Top-down and Bottoms-up Research: Universities and Targeted Research

Written by Thomas Zurbuchen

There is a lot of support for “bottoms-up” approaches to University Research. In its best execution, this research creates a fertile ground on which new ideas, new technologies and new solutions grow. Wonderful theses are written, new papers are published and talks are delivered. And, there are also uses to the research – sometimes anticipated, sometimes totally surprising– this research affects our everyday lives. Fundamental research creates some of the most amazing outcomes: the exploration of stimulated emission in atoms leads to the Laser; the solution of communication needs in an international experiment on elementary particles leads to internet protocols; and the exploration of semi-conductors leads to transistors.

There are many people, especially around universities, that are so focused on fundamental research and its benefits, that they do not see the necessity to focus on another very crucial and fruitful historic fact: application-focused research, if done correctly, leads not only to progress towards the application at its focus, but also to breakthroughs in fundamental science.

There are many historic precedents of large-scale, but application-focused research. The two most cited examples are the Manhattan Project and the Apollo Program. Both of them pulled in the best of the best, physicists and chemists working hand-in-hand with engineers. And, both programs were transformative. Not only did they substantially affect history, but they also provided major advances in our fundamental understanding of science and engineering. The Manhattan project led to a revolution of our understanding of the smallest building blocks of nature, and on energy release from such small scales. This knowledge has changed astrophysics, our understanding of the interior of stars, and the processes that relate to some of the most violent energy releases in the universe at the heart of our understanding of size and working of our cosmos.

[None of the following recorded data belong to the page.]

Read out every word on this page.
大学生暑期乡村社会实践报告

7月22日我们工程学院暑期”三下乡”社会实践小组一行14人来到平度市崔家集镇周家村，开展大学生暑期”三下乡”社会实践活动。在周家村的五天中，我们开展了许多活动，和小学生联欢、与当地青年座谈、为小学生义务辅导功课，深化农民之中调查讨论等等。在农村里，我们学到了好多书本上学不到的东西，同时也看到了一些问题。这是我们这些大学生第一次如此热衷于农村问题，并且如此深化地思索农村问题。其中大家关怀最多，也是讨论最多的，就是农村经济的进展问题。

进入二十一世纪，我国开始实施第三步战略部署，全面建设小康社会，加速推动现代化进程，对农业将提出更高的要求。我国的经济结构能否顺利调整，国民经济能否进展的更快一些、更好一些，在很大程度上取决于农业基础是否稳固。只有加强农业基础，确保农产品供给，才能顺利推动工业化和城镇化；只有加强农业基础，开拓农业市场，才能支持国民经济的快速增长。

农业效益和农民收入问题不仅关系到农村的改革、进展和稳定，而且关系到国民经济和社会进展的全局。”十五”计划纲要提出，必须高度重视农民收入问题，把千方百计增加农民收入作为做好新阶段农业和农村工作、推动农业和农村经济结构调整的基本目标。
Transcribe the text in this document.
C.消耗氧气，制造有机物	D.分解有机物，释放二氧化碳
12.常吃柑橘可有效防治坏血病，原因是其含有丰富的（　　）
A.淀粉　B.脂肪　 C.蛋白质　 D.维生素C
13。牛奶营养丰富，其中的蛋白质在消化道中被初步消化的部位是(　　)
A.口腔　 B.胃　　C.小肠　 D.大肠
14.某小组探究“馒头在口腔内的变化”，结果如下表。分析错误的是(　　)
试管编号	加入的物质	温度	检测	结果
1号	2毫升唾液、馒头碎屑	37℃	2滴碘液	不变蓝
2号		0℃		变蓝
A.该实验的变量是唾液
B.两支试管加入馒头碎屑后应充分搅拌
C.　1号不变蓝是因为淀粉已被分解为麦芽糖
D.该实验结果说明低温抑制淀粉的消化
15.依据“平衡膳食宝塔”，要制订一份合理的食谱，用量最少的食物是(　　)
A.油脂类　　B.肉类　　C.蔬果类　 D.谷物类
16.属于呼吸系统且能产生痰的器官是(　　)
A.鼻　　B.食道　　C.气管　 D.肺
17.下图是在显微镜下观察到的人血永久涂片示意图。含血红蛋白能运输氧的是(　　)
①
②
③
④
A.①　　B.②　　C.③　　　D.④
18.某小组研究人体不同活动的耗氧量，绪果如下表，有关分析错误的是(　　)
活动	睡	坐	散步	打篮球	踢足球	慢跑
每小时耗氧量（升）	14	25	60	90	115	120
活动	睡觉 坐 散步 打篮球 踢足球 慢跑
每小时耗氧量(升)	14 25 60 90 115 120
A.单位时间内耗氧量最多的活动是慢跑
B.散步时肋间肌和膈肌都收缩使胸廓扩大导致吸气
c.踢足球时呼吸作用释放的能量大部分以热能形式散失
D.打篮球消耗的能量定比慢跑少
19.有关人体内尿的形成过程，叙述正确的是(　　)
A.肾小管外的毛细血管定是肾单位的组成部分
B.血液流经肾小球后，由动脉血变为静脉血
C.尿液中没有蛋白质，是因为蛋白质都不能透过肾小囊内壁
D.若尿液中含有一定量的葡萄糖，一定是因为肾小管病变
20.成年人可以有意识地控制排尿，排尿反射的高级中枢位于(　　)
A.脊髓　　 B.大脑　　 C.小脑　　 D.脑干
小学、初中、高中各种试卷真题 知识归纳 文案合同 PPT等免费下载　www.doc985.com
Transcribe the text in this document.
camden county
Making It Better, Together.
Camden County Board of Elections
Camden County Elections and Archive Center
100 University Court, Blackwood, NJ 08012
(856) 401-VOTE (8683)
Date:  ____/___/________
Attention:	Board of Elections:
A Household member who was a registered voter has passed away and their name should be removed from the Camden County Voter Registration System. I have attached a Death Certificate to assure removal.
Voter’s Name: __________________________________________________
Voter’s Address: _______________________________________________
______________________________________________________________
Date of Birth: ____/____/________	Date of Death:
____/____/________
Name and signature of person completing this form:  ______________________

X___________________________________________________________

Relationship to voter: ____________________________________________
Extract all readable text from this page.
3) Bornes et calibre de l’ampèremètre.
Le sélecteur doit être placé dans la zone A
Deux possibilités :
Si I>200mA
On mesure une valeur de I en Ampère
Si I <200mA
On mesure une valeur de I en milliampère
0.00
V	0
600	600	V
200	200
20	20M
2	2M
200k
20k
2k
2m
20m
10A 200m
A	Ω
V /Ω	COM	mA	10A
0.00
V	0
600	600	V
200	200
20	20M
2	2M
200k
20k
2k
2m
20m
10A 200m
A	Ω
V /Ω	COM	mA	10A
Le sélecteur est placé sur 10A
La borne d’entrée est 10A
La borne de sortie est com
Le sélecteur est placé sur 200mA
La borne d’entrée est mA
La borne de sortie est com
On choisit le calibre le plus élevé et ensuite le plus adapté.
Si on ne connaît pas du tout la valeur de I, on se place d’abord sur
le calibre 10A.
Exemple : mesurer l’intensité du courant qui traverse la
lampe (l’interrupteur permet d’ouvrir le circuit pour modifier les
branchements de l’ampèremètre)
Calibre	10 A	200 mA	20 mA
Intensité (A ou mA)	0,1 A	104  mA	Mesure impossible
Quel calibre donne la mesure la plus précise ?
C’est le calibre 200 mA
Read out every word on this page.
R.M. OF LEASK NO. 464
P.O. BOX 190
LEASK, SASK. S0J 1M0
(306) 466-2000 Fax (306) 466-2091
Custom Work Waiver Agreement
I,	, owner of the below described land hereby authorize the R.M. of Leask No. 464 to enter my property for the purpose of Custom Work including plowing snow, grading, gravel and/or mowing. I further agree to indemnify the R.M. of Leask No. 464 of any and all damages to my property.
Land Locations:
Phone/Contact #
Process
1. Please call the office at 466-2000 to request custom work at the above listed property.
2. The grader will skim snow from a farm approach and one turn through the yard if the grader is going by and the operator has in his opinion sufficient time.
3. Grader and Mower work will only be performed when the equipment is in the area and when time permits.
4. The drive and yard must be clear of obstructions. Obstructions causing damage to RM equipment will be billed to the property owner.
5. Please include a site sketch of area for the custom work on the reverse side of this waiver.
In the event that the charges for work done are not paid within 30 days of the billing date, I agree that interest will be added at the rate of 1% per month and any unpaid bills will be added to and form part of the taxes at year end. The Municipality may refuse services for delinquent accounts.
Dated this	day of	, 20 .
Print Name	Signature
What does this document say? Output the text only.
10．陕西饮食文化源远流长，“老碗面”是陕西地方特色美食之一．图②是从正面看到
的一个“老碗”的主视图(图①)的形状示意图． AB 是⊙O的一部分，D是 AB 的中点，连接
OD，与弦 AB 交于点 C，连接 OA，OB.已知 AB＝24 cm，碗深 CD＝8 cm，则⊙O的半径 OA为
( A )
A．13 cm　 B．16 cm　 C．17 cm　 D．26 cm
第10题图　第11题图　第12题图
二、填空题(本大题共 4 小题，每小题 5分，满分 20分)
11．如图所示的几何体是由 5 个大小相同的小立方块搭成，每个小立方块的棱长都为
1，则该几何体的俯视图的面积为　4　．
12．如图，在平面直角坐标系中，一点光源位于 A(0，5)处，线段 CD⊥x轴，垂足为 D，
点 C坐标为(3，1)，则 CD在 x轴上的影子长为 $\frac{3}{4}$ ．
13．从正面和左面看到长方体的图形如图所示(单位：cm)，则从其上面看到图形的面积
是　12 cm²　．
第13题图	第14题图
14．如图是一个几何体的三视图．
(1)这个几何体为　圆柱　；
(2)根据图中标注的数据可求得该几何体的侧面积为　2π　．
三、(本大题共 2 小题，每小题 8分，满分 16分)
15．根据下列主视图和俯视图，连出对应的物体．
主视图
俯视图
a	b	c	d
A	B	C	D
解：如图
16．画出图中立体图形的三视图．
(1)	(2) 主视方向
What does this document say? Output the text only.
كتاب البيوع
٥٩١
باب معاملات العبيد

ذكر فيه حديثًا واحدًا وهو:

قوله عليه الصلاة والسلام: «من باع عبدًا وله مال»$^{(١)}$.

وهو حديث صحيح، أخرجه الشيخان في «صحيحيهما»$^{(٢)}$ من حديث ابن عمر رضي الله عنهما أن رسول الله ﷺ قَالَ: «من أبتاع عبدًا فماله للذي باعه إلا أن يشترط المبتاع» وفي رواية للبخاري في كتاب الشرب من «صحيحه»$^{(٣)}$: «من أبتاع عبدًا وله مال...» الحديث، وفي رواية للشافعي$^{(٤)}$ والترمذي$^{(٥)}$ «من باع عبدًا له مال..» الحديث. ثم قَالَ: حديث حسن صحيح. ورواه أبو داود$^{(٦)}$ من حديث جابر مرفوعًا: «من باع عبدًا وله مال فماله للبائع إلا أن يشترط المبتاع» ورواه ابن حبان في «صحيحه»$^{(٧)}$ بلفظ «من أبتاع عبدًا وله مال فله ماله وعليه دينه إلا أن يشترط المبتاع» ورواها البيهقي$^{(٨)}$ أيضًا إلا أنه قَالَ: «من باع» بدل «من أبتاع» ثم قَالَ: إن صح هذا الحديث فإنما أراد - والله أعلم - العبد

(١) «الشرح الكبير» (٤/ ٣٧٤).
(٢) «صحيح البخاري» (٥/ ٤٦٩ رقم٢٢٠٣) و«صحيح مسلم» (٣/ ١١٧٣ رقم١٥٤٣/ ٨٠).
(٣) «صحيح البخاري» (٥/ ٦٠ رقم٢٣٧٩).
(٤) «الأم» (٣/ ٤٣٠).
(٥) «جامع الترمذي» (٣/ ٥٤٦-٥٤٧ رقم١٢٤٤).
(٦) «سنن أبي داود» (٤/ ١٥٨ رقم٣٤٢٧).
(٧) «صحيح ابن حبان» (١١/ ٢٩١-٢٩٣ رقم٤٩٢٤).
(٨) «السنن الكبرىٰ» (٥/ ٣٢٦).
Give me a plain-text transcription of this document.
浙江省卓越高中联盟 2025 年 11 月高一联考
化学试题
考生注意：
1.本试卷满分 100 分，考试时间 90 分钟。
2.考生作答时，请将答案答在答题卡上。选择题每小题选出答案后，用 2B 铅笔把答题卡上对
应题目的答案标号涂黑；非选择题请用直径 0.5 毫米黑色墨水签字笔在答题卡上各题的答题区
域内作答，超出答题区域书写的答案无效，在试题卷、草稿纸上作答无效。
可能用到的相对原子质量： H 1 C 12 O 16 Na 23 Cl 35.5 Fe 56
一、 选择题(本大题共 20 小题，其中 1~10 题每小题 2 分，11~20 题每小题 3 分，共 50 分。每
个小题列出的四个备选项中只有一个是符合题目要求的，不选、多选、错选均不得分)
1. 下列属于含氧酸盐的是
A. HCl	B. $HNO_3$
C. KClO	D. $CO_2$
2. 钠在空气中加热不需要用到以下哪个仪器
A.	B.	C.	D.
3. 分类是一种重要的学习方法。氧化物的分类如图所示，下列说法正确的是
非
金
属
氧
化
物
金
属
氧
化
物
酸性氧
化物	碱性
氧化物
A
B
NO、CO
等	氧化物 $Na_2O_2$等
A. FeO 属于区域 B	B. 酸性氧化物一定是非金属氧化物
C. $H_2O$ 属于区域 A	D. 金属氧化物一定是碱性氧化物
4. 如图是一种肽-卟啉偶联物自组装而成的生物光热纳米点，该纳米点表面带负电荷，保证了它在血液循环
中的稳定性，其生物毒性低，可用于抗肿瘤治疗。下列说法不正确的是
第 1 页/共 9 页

The Apollo program has opened the door to novel methods and approaches in aerospace engineering too numerous to summarize, and has provided the starting point of planetary exploration and space travel thereby transforming our understanding of the solar system, its origin and workings.

Although there is no doubt about the importance of fundamental research, a great University, such as the University of Michigan, should be able to have a second, and highly complementary mode of doing research–large-scale, focused, applied research with outcomes of unquestionable importance. In these efforts, possibly limited to 5-10 years, interdisciplinary teams should be assembled and pushed with high intensity, to try to solve a truly hard problem.

There are three compelling reasons for this approach
1)    A targeted approach focused on a big opportunity allows attraction of big dollars in a way small PI-driven research just does not provide. This can be done with industrial partners, with investors, or with philanthropists or foundations.

2)    The entrepreneurial benefits such targeted and big projects can have. The outcomes from the Center for Wireless Integrated MicroSystems or the Center for Ultra-fast Optics on our campus are a great testimony of the benefit for this approach. Great companies and great inventions have come, and are coming out of this.

3)    The fundamental science that comes out of such a focused approach. When pushing the envelope, we always learn more about science and engineering. There are ample examples from that.

Small Universities have to focus their resources and define their culture extremely well. It is, for example, hard to imagine that a school the size of Caltech could run in both of these modes at the same time. But, I believe, this is the true strength of a school like the University of Michigan. We can support the fertile ground of fundamental research, while building focused, time-limited efforts to push certain new technologies or new science forward in a courageous effort focused on new spaces we want to conquer.

In my opinion, this is one of the biggest opportunities we have at the University of Michigan. We have the tools to become one of the best research locations in the US, and by many accounts we already are.  By courageously pushing forward, we will go beyond that. We can become a leader in how to solve big problems, or take advantage of big opportunities! We will be able to do that if we learn how to fruitfully combine bottoms-up grassroots research, as well as top-down, application focused research.